The Waveform Update rate (which is identical with the Trigger Rate) is a measure of how many times a scope can update its waveform record. The blind time which follows the acquisition process is a major (actually, the largest) part of the sequence which is the reciprocal of the waveform update rate. It's as simple as that.
I use the 1M wfms/s figure because this is roughly the maximum any scope as of today can achieve (actually, it's slighly higher, but 1M wfms/s is close enough), and it's simpler just taking the max figure when talking about high waveform rate scopes. I thought that was clear, but I guess it's not.
Now as to the blind time: yes, it does vary by scope, and also depends to a certain extend on the memory length and timebase setting used for the acquisition. So you got at least this one right.
There are a couple of things you miss, though.
First, the blind time example I gave was not only rough estimate, i's also a percentage figure. And for a given update rate (like, for example, 1M wfms/s) this percentage figure doesn't vary a lot between scopes. So if you really want to nitpick you can of course argue that it may not be exact 90%, it could well be 93%, 89%, 87% or something else, but at the end of the day the fact remains that at that such high update rates the blind time of any scope available today will always be *vastly* bigger than the acquisition time.
Which means relying on excessively high update rates to capture rare events has roughly a 1 in 10 chance that your scope actually sees it.

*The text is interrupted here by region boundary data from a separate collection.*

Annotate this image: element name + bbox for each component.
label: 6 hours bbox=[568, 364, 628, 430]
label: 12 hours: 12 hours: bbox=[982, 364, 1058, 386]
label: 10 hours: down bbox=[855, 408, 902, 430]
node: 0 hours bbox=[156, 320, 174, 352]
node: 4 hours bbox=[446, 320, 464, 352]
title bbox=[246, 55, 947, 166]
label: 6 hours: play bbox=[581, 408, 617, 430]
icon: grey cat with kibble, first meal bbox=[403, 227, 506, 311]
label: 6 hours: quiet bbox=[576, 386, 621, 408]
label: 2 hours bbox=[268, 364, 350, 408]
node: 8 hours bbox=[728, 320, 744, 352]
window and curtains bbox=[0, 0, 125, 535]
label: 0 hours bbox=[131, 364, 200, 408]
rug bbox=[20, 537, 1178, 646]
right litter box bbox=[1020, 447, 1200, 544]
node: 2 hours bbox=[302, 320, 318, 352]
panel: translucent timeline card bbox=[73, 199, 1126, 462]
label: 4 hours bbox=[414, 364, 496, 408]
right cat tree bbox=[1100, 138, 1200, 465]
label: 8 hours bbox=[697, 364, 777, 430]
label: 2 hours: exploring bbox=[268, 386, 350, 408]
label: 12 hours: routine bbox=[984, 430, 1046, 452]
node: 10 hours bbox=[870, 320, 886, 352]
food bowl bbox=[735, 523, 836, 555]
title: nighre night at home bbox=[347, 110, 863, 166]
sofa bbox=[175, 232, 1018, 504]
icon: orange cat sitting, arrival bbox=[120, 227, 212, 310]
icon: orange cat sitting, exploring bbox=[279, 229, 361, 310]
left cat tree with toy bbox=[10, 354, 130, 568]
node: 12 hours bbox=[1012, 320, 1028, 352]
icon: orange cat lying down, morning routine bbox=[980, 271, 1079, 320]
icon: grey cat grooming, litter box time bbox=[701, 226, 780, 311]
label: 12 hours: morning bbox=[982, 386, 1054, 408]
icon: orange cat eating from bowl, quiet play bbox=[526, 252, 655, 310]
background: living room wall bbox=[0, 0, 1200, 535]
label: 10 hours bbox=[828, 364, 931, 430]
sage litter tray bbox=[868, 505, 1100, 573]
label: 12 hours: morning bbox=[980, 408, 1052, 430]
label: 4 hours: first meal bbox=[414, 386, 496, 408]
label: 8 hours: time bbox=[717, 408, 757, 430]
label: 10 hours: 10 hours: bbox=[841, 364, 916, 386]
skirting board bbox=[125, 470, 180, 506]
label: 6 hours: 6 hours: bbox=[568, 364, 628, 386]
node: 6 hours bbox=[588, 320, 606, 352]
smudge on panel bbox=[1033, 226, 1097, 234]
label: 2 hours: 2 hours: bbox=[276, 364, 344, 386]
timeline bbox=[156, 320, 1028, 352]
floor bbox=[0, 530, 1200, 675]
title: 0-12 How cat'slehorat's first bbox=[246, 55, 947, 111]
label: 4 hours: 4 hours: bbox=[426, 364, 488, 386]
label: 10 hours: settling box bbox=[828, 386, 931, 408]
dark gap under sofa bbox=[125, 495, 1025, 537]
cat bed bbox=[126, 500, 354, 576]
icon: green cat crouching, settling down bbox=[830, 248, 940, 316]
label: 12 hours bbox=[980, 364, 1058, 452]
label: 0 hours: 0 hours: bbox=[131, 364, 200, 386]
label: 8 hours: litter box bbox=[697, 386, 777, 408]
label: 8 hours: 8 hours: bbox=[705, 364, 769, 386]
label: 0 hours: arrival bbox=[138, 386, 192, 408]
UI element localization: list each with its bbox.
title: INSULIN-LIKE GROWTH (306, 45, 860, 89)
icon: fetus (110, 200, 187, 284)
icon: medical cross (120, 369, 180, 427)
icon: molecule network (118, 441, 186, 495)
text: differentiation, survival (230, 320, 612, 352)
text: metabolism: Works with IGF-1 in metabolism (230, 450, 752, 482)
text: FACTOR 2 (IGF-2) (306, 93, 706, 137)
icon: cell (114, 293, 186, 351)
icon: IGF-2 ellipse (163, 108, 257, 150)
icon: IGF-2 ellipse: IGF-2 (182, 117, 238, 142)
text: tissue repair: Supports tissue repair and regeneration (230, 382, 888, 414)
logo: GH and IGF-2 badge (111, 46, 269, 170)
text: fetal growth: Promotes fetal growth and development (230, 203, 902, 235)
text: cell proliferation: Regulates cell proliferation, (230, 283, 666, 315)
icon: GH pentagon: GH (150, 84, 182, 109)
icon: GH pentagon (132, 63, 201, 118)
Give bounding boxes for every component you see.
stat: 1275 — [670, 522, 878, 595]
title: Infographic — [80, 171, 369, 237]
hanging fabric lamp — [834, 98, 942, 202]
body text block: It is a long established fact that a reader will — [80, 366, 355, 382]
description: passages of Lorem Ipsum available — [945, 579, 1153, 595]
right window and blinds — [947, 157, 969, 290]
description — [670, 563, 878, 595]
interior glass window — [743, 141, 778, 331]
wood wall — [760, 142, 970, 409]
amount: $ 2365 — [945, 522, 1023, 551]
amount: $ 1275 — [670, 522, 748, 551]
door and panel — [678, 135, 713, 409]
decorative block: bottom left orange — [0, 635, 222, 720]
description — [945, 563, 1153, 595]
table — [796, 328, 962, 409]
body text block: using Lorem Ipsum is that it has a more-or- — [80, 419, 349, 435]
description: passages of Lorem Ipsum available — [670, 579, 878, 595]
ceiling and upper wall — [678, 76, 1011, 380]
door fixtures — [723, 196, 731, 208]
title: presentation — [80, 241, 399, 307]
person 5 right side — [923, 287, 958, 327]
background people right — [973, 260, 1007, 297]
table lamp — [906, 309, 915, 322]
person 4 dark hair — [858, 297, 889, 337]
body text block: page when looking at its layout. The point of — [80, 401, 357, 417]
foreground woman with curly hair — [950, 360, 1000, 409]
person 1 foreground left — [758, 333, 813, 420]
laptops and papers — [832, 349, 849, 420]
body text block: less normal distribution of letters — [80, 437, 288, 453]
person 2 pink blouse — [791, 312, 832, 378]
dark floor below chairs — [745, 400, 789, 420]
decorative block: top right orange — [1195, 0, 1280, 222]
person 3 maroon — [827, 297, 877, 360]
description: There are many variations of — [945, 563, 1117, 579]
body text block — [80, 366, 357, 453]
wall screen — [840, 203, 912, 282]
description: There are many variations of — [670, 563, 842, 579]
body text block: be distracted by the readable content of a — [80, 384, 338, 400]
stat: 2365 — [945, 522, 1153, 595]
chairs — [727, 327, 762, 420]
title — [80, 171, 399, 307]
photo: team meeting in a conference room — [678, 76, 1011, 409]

Secondly, yes, you can certainly reduce the percentage the blind time presents in the wavform update cycle. You just have to increase the acquisition time, either by lowering the sample rate or by increasing the sample memory. Eventually, your blind time will be smaller than your acquisition time. But then your waveform rate will also have dropped like a rock. And, even when it's smaller, there is still a blind time where your scope will miss events between acquisition cycles.
Which means relying on repeated updates to capture rare events is still a gamble, even your odds may have increased (e.g. 9 out of 10 chance your scope sees it). However, if you can increase the acuisition time to capture your period of interest in one acquisition, and then set a trigger for the event of interest, your the odds of your scope seeing the event will be 100%.